Mastering Web Fetch in OpenClaw: Efficient Web Content Extraction

The web_fetch tool is a powerful utility in OpenClaw for retrieving and extracting readable content from web pages without the overhead of full browser automation. It's designed for lightweight web research, making it perfect for quickly gathering information from articles, documentation, and other text-heavy pages.

What is web_fetch?

web_fetch is a tool that performs HTTP GET requests and extracts the main readable content from HTML pages, converting it into clean markdown or plain text. Unlike browser automation, web_fetch does not execute JavaScript, making it significantly faster and more resource-efficient for simple content extraction tasks.

The tool uses Readability.js for content extraction by default, which intelligently identifies and extracts the primary content of a web page, stripping away navigation, ads, and other non-essential elements. This makes it ideal for creating summaries, archiving articles, or processing documentation.

Basic Usage

To use web_fetch, you simply provide a URL:

await web_fetch({
  url: "https://docs.openclaw.ai/tools/web.md"
});

This returns the extracted content in markdown format by default. You can also specify plain text extraction:

await web_fetch({
  url: "https://docs.openclaw.ai/tools/web.md",
  extractMode: "text"
});

Configuration Options

web_fetch supports several configuration parameters to customize its behavior:

url: The HTTP or HTTPS URL to fetch (required)
extractMode: Either "markdown" or "text" (default: "markdown")
maxChars: Maximum number of characters to return (useful for truncating lengthy pages)

Advanced Configuration

For more granular control, you can configure web_fetch in your OpenClaw configuration:

{
  tools: {
    web: {
      fetch: {
        enabled: true,
        maxChars: 50000,
        maxCharsCap: 50000,
        maxResponseBytes: 2000000,
        timeoutSeconds: 30,
        cacheTtlMinutes: 15,
        maxRedirects: 3,
        userAgent: "Mozilla/5.0 (Macintosh; Intel Mac OS X 14_7_2) AppleWebKit/537.36 (KHTML, like Gecko) Chrome/122.0.0.0 Safari/537.36",
        readability: true,
        firecrawl: {
          enabled: true,
          apiKey: "FIRECRAWL_API_KEY_HERE",
          baseUrl: "https://api.firecrawl.dev",
          onlyMainContent: true,
          maxAgeMs: 86400000,
          timeoutSeconds: 60,
        },
      },
    },
  },
}

Firecrawl Integration

When configured, web_fetch can use Firecrawl as a fallback for pages where Readability fails. Firecrawl provides advanced scraping capabilities, including JavaScript execution and bot circumvention, making it suitable for more complex sites.

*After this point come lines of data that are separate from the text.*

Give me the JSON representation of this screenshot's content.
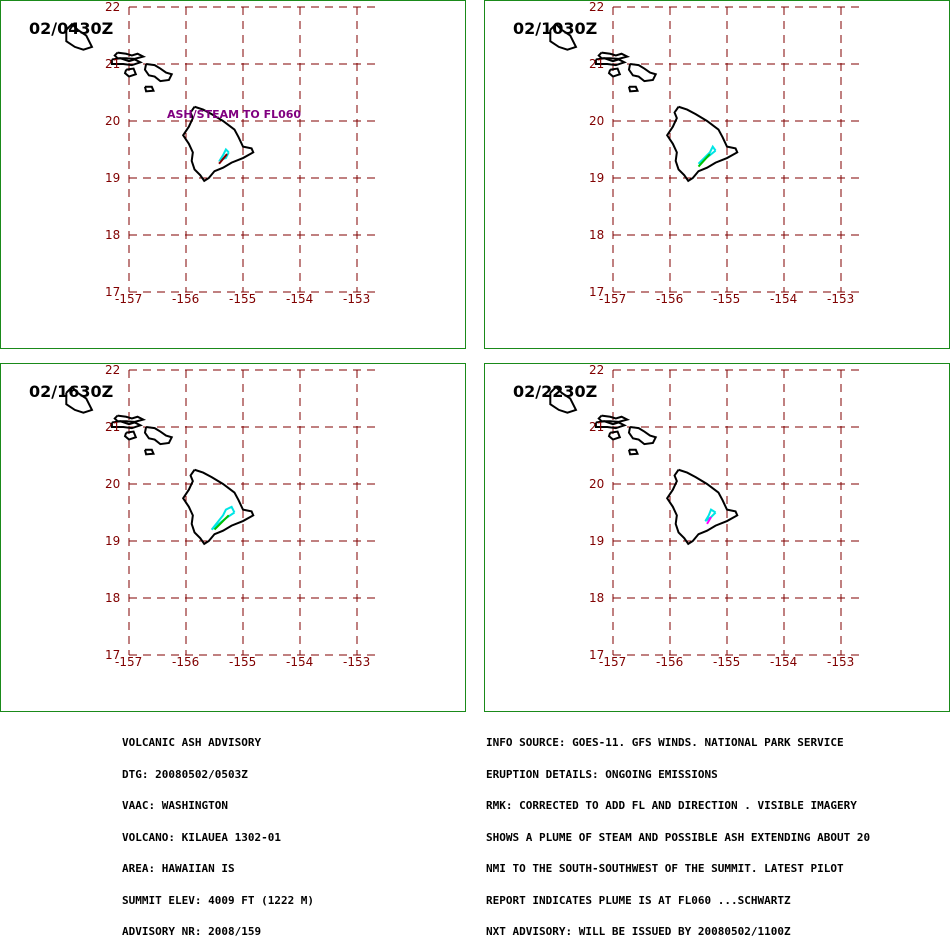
{
  "panels": [
    {
      "time": "02/0430Z",
      "annotation": "ASH/STEAM TO FL060"
    },
    {
      "time": "02/1030Z",
      "annotation": ""
    },
    {
      "time": "02/1630Z",
      "annotation": ""
    },
    {
      "time": "02/2230Z",
      "annotation": ""
    }
  ],
  "map": {
    "lat_labels": [
      "22",
      "21",
      "20",
      "19",
      "18",
      "17"
    ],
    "lon_labels": [
      "-157",
      "-156",
      "-155",
      "-154",
      "-153"
    ],
    "lat_range": [
      17,
      22
    ],
    "lon_range": [
      -157,
      -153
    ],
    "grid_color": "#800000",
    "coast_color": "#000000",
    "plume_colors": [
      "#00e5e5",
      "#00c000",
      "#ff00ff",
      "#800000"
    ]
  },
  "advisory_left": {
    "lines": [
      "VOLCANIC ASH ADVISORY",
      "DTG: 20080502/0503Z",
      "VAAC: WASHINGTON",
      "VOLCANO: KILAUEA 1302-01",
      "AREA: HAWAIIAN IS",
      "SUMMIT ELEV: 4009 FT (1222 M)",
      "ADVISORY NR: 2008/159"
    ]
  },
  "advisory_right": {
    "lines": [
      "INFO SOURCE: GOES-11. GFS WINDS. NATIONAL PARK SERVICE",
      "ERUPTION DETAILS: ONGOING EMISSIONS",
      "RMK: CORRECTED TO ADD FL AND DIRECTION . VISIBLE IMAGERY",
      "SHOWS A PLUME OF STEAM AND POSSIBLE ASH EXTENDING ABOUT 20",
      "NMI TO THE SOUTH-SOUTHWEST OF THE SUMMIT. LATEST PILOT",
      "REPORT INDICATES PLUME IS AT FL060 ...SCHWARTZ",
      "NXT ADVISORY: WILL BE ISSUED BY 20080502/1100Z"
    ]
  }
}
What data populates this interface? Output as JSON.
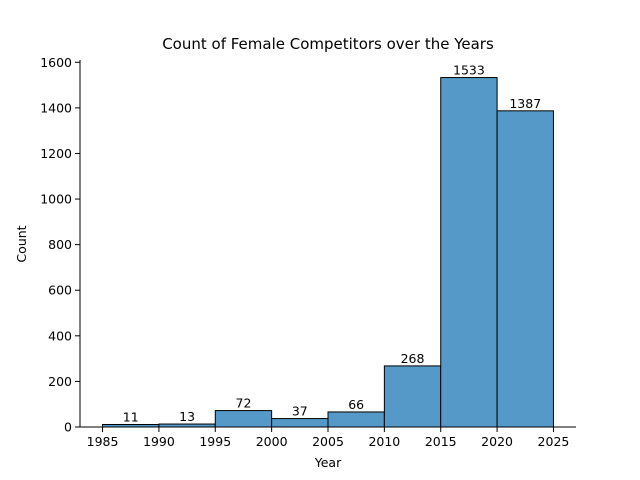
{
  "chart_data": {
    "type": "bar",
    "title": "Count of Female Competitors over the Years",
    "xlabel": "Year",
    "ylabel": "Count",
    "bin_edges": [
      1985,
      1990,
      1995,
      2000,
      2005,
      2010,
      2015,
      2020,
      2025
    ],
    "values": [
      11,
      13,
      72,
      37,
      66,
      268,
      1533,
      1387
    ],
    "x_ticks": [
      1985,
      1990,
      1995,
      2000,
      2005,
      2010,
      2015,
      2020,
      2025
    ],
    "y_ticks": [
      0,
      200,
      400,
      600,
      800,
      1000,
      1200,
      1400,
      1600
    ],
    "xlim": [
      1983,
      2027
    ],
    "ylim": [
      0,
      1610
    ],
    "bar_color": "#5499c7",
    "edge_color": "#000000",
    "grid": false,
    "legend": "none"
  }
}
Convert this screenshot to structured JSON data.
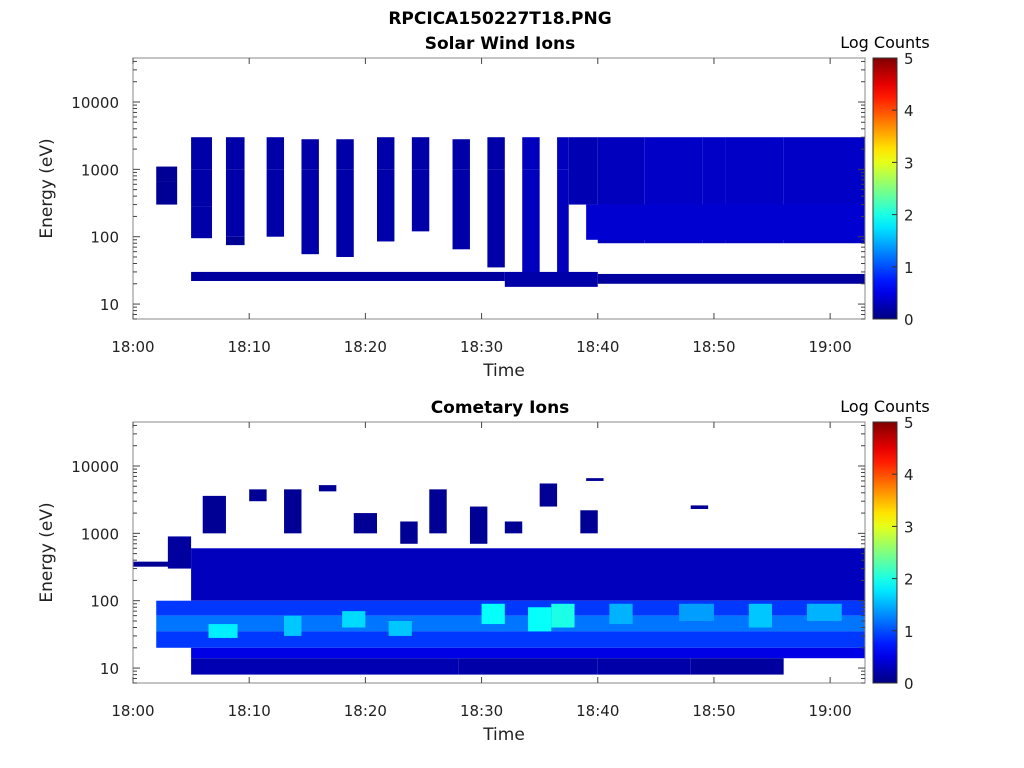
{
  "figure_title": "RPCICA150227T18.PNG",
  "chart_data": [
    {
      "type": "heatmap",
      "title": "Solar Wind Ions",
      "xlabel": "Time",
      "ylabel": "Energy (eV)",
      "xticks": [
        "18:00",
        "18:10",
        "18:20",
        "18:30",
        "18:40",
        "18:50",
        "19:00"
      ],
      "xlim_minutes": [
        0,
        63
      ],
      "yscale": "log",
      "ylim": [
        6,
        45000
      ],
      "yticks": [
        "10",
        "100",
        "1000",
        "10000"
      ],
      "colorbar": {
        "label": "Log Counts",
        "range": [
          0,
          5
        ],
        "ticks": [
          "0",
          "1",
          "2",
          "3",
          "4",
          "5"
        ],
        "colormap": "jet"
      },
      "grid": false,
      "cells": [
        [
          2,
          3.8,
          650,
          1100,
          0.1
        ],
        [
          2,
          3.8,
          300,
          650,
          0.1
        ],
        [
          5,
          6.8,
          1000,
          3000,
          0.2
        ],
        [
          5,
          6.8,
          280,
          1000,
          0.2
        ],
        [
          5,
          6.8,
          95,
          280,
          0.2
        ],
        [
          8,
          9.6,
          1000,
          3000,
          0.2
        ],
        [
          8,
          9.6,
          100,
          1000,
          0.2
        ],
        [
          8,
          9.6,
          75,
          100,
          0.1
        ],
        [
          11.5,
          13,
          1000,
          3000,
          0.2
        ],
        [
          11.5,
          13,
          100,
          1000,
          0.2
        ],
        [
          14.5,
          16,
          1000,
          2800,
          0.2
        ],
        [
          14.5,
          16,
          55,
          1000,
          0.2
        ],
        [
          17.5,
          19,
          1000,
          2800,
          0.2
        ],
        [
          17.5,
          19,
          50,
          1000,
          0.2
        ],
        [
          21,
          22.5,
          1000,
          3000,
          0.2
        ],
        [
          21,
          22.5,
          85,
          1000,
          0.2
        ],
        [
          24,
          25.5,
          1000,
          3000,
          0.2
        ],
        [
          24,
          25.5,
          120,
          1000,
          0.2
        ],
        [
          27.5,
          29,
          1000,
          2800,
          0.2
        ],
        [
          27.5,
          29,
          65,
          1000,
          0.2
        ],
        [
          30.5,
          32,
          1000,
          3000,
          0.2
        ],
        [
          30.5,
          32,
          35,
          1000,
          0.2
        ],
        [
          33.5,
          35,
          1000,
          3000,
          0.3
        ],
        [
          33.5,
          35,
          25,
          1000,
          0.3
        ],
        [
          36.5,
          37.5,
          1000,
          3000,
          0.3
        ],
        [
          36.5,
          37.5,
          25,
          1000,
          0.3
        ],
        [
          37.5,
          40,
          300,
          3000,
          0.25
        ],
        [
          40,
          42,
          80,
          3000,
          0.3
        ],
        [
          42,
          44,
          80,
          3000,
          0.3
        ],
        [
          44,
          49,
          80,
          3000,
          0.35
        ],
        [
          49,
          51,
          80,
          3000,
          0.35
        ],
        [
          51,
          56,
          80,
          3000,
          0.35
        ],
        [
          56,
          63,
          80,
          3000,
          0.35
        ],
        [
          39,
          63,
          90,
          300,
          0.4
        ],
        [
          5,
          32,
          22,
          30,
          0.15
        ],
        [
          32,
          40,
          18,
          30,
          0.2
        ],
        [
          40,
          63,
          20,
          28,
          0.15
        ]
      ]
    },
    {
      "type": "heatmap",
      "title": "Cometary Ions",
      "xlabel": "Time",
      "ylabel": "Energy (eV)",
      "xticks": [
        "18:00",
        "18:10",
        "18:20",
        "18:30",
        "18:40",
        "18:50",
        "19:00"
      ],
      "xlim_minutes": [
        0,
        63
      ],
      "yscale": "log",
      "ylim": [
        6,
        45000
      ],
      "yticks": [
        "10",
        "100",
        "1000",
        "10000"
      ],
      "colorbar": {
        "label": "Log Counts",
        "range": [
          0,
          5
        ],
        "ticks": [
          "0",
          "1",
          "2",
          "3",
          "4",
          "5"
        ],
        "colormap": "jet"
      },
      "grid": false,
      "cells": [
        [
          0,
          4,
          320,
          380,
          0.1
        ],
        [
          3,
          5,
          300,
          900,
          0.15
        ],
        [
          5,
          63,
          100,
          600,
          0.3
        ],
        [
          2,
          63,
          60,
          100,
          0.9
        ],
        [
          2,
          63,
          35,
          60,
          1.2
        ],
        [
          2,
          63,
          20,
          35,
          0.9
        ],
        [
          5,
          63,
          14,
          20,
          0.5
        ],
        [
          5,
          28,
          8,
          14,
          0.25
        ],
        [
          28,
          40,
          8,
          14,
          0.2
        ],
        [
          40,
          48,
          8,
          14,
          0.2
        ],
        [
          48,
          56,
          8,
          14,
          0.15
        ],
        [
          6,
          8,
          1000,
          3600,
          0.1
        ],
        [
          10,
          11.5,
          3000,
          4500,
          0.1
        ],
        [
          13,
          14.5,
          1000,
          4500,
          0.1
        ],
        [
          16,
          17.5,
          4200,
          5200,
          0.1
        ],
        [
          19,
          21,
          1000,
          2000,
          0.1
        ],
        [
          23,
          24.5,
          700,
          1500,
          0.1
        ],
        [
          25.5,
          27,
          1000,
          4500,
          0.1
        ],
        [
          29,
          30.5,
          700,
          2500,
          0.1
        ],
        [
          32,
          33.5,
          1000,
          1500,
          0.1
        ],
        [
          35,
          36.5,
          2500,
          5500,
          0.1
        ],
        [
          38.5,
          40,
          1000,
          2200,
          0.1
        ],
        [
          39,
          40.5,
          6000,
          6600,
          0.1
        ],
        [
          48,
          49.5,
          2300,
          2600,
          0.1
        ]
      ],
      "hot_cells": [
        [
          6.5,
          9,
          28,
          45,
          1.8
        ],
        [
          13,
          14.5,
          30,
          60,
          1.6
        ],
        [
          18,
          20,
          40,
          70,
          1.7
        ],
        [
          22,
          24,
          30,
          50,
          1.6
        ],
        [
          30,
          32,
          45,
          90,
          1.9
        ],
        [
          34,
          36,
          35,
          80,
          1.9
        ],
        [
          36,
          38,
          40,
          90,
          2.0
        ],
        [
          41,
          43,
          45,
          90,
          1.5
        ],
        [
          47,
          50,
          50,
          90,
          1.4
        ],
        [
          53,
          55,
          40,
          90,
          1.6
        ],
        [
          58,
          61,
          50,
          90,
          1.5
        ]
      ]
    }
  ]
}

To enable Firecrawl, set the API key in your configuration. Firecrawl requests are cached by default, reducing repeated API calls for the same content.

When to Use web_fetch vs Browser Automation

Choose web_fetch when:

You need to extract content from static HTML pages
Performance and speed are critical
You're processing multiple articles or documentation pages
JavaScript execution is not required to access the content

Use browser automation when:

The content is loaded dynamically via JavaScript
You need to interact with page elements (click, type, etc.)
Authentication or complex navigation is required
You're dealing with single-page applications

Best Practices

Check cache first: Results are cached for 15 minutes by default, reducing unnecessary network requests
Set character limits: Use maxChars to prevent memory issues when processing exceptionally long pages
Handle failures gracefully: Some sites may not be parseable; have fallback strategies
Respect robots.txt: Always consider the website's terms of service and crawling policies

Troubleshooting

If web_fetch returns an error:

Verify the URL is accessible and uses HTTP/HTTPS
Check if the page requires JavaScript to display content
Test with browser automation as an alternative
Ensure Firecrawl is configured if needed for complex sites

The web_fetch tool strikes an excellent balance between simplicity and functionality, making it an essential component of any OpenClaw workflow that involves web content extraction.